Cosa insegnano i profughi?
All’interno della mostra, Luca ha scelto anche un’immagine scattata durante il primo viaggio in Libano nel 2018. Se la bambina che scosta il drappo rosso in un atteggiamento di protesta era «l’emblema del sentimento che provavo in quel momento nei confronti delle contraddizioni e delle ingiustizie che avevo visto» – dice. Nella bambina con le ali di farfalla che corre nel campo, ora Luca guarda alle contraddizioni in un’ottica diversa, più matura. «Penso – dice – che l’obiettivo di ogni costruttore di pace è sì denunciare le ingiustizie, le violenze, ma con uno sguardo al futuro.
Vedendo, per dirla alla Calvino: “Ciò che inferno non è”. I profughi ti insegnano, che anche in mezzo a tanta desolazione e tristezza, ciò che fa vivere sono appunto le piccole gioie, i piccoli spiragli di luce come quella bambina che corre con le ali di farfalla. E che sembra dirmi: “Guarda Luca devi guardare al sogno, devi guardare alle cose che fioriscono, le cose che possono crescere e non solo alle cose che non funzionano».
I siriani vogliono la pace
Dignità e bellezza, sono le parole chiave di questa mostra, in un mondo fatto di provvisorietà. Ma anche dialogo, speranza in un futuro che alcuni sognano nella loro Patria, là dove hanno lasciato tutto. Un popolo di “sfollati” siriani con cui i volontari di Operazione Colomba stanno condividendo dal 2013.

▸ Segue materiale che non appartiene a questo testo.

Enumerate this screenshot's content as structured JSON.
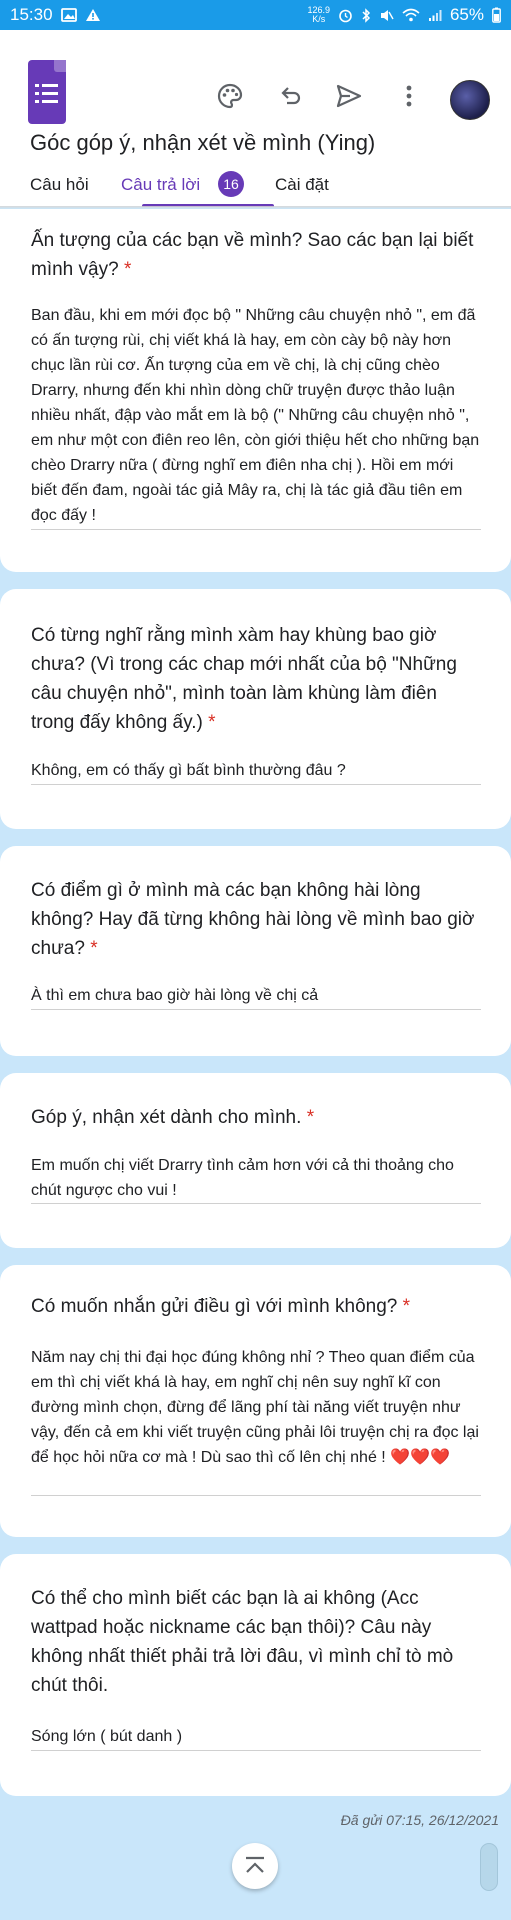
{
  "status": {
    "time": "15:30",
    "speed_value": "126.9",
    "speed_unit": "K/s",
    "battery": "65%"
  },
  "app": {
    "form_title": "Góc góp ý, nhận xét về mình (Ying)",
    "tabs": {
      "questions": "Câu hỏi",
      "responses": "Câu trả lời",
      "responses_count": "16",
      "settings": "Cài đặt"
    },
    "toolbar": {
      "icons": [
        "palette-icon",
        "undo-icon",
        "send-icon",
        "more-vert-icon"
      ]
    }
  },
  "responses": [
    {
      "question": "Ấn tượng của các bạn về mình? Sao các bạn lại biết mình vậy?",
      "required_mark": "*",
      "answer": "Ban đầu, khi em mới đọc bộ \" Những câu chuyện nhỏ \", em đã có ấn tượng rùi, chị viết khá là hay, em còn cày bộ này hơn chục lần rùi cơ. Ấn tượng của em về chị, là chị cũng chèo Drarry, nhưng đến khi nhìn dòng chữ truyện được thảo luận nhiều nhất, đập vào mắt em là bộ (\" Những câu chuyện nhỏ \", em như một con điên reo lên, còn giới thiệu hết cho những bạn chèo Drarry nữa ( đừng nghĩ em điên nha chị ). Hồi em mới biết đến đam, ngoài tác giả Mây ra, chị là tác giả đầu tiên em đọc đấy !"
    },
    {
      "question": "Có từng nghĩ rằng mình xàm hay khùng bao giờ chưa? (Vì trong các chap mới nhất của bộ \"Những câu chuyện nhỏ\", mình toàn làm khùng làm điên trong đấy không ấy.)",
      "required_mark": "*",
      "answer": "Không, em có thấy gì bất bình thường đâu ?"
    },
    {
      "question": "Có điểm gì ở mình mà các bạn không hài lòng không? Hay đã từng không hài lòng về mình bao giờ chưa?",
      "required_mark": "*",
      "answer": "À thì em chưa bao giờ hài lòng về chị cả"
    },
    {
      "question": "Góp ý, nhận xét dành cho mình.",
      "required_mark": "*",
      "answer": "Em muốn chị viết Drarry tình cảm hơn với cả thi thoảng cho chút ngược cho vui !"
    },
    {
      "question": "Có muốn nhắn gửi điều gì với mình không?",
      "required_mark": "*",
      "answer": "Năm nay chị thi đại học đúng không nhỉ ? Theo quan điểm của em thì chị viết khá là hay, em nghĩ chị nên suy nghĩ kĩ con đường mình chọn, đừng để lãng phí tài năng viết truyện như vậy, đến cả em khi viết truyện cũng phải lôi truyện chị ra đọc lại để học hỏi nữa cơ mà ! Dù sao thì cố lên chị nhé ! ❤️❤️❤️"
    },
    {
      "question": "Có thể cho mình biết các bạn là ai không (Acc wattpad hoặc nickname các bạn thôi)? Câu này không nhất thiết phải trả lời đâu, vì mình chỉ tò mò chút thôi.",
      "required_mark": "",
      "answer": "Sóng lớn ( bút danh )"
    }
  ],
  "footer": {
    "submitted": "Đã gửi 07:15, 26/12/2021",
    "fab_icon": "scroll-to-top-icon"
  }
}
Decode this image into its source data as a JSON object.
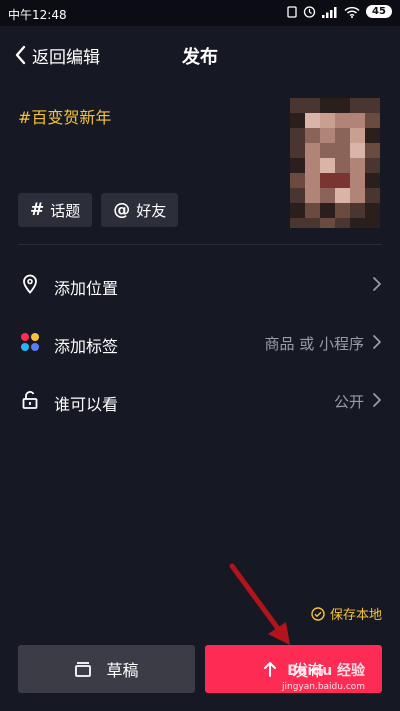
{
  "status_bar": {
    "time": "中午12:48",
    "battery": "45"
  },
  "header": {
    "back_label": "返回编辑",
    "title": "发布"
  },
  "caption": {
    "text": "#百变贺新年"
  },
  "chips": [
    {
      "symbol": "#",
      "label": "话题"
    },
    {
      "symbol": "@",
      "label": "好友"
    }
  ],
  "rows": [
    {
      "label": "添加位置",
      "value": ""
    },
    {
      "label": "添加标签",
      "value": "商品 或 小程序"
    },
    {
      "label": "谁可以看",
      "value": "公开"
    }
  ],
  "save_local": {
    "label": "保存本地"
  },
  "buttons": {
    "draft": "草稿",
    "publish": "发布"
  },
  "watermark": {
    "brand": "Baidu 经验",
    "url": "jingyan.baidu.com"
  },
  "colors": {
    "background": "#161823",
    "accent": "#fe2c55",
    "hashtag": "#f7c23b"
  }
}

È per questo motivo che Luca ha scelto di partire con il Corpo non violento di pace della Comunità Papa Giovanni XXIII, «per questa capacità di condividere la quotidianità in una condizione di parità, diventando con i profughi una famiglia».
I siriani in questi anni hanno stilato assieme a Operazione Colomba una Proposta di pace per la Siria, per fare ritorno a casa . Alcuni, invece, attraverso i corridoi umanitari, hanno potuto ricostruirsi un futuro in Italia.
«Dopo questo viaggio – conclude Luca – niente sarà più come prima. È stata un’esperienza che ha lasciato il segno e che mi sprona a non lasciarmi scivolare la vita, ponendo dentro di me un sano tormento».
Ora, queste vite, grazie all’obiettivo di Luca, le conosciamo anche tutti noi, non dimentichiamole.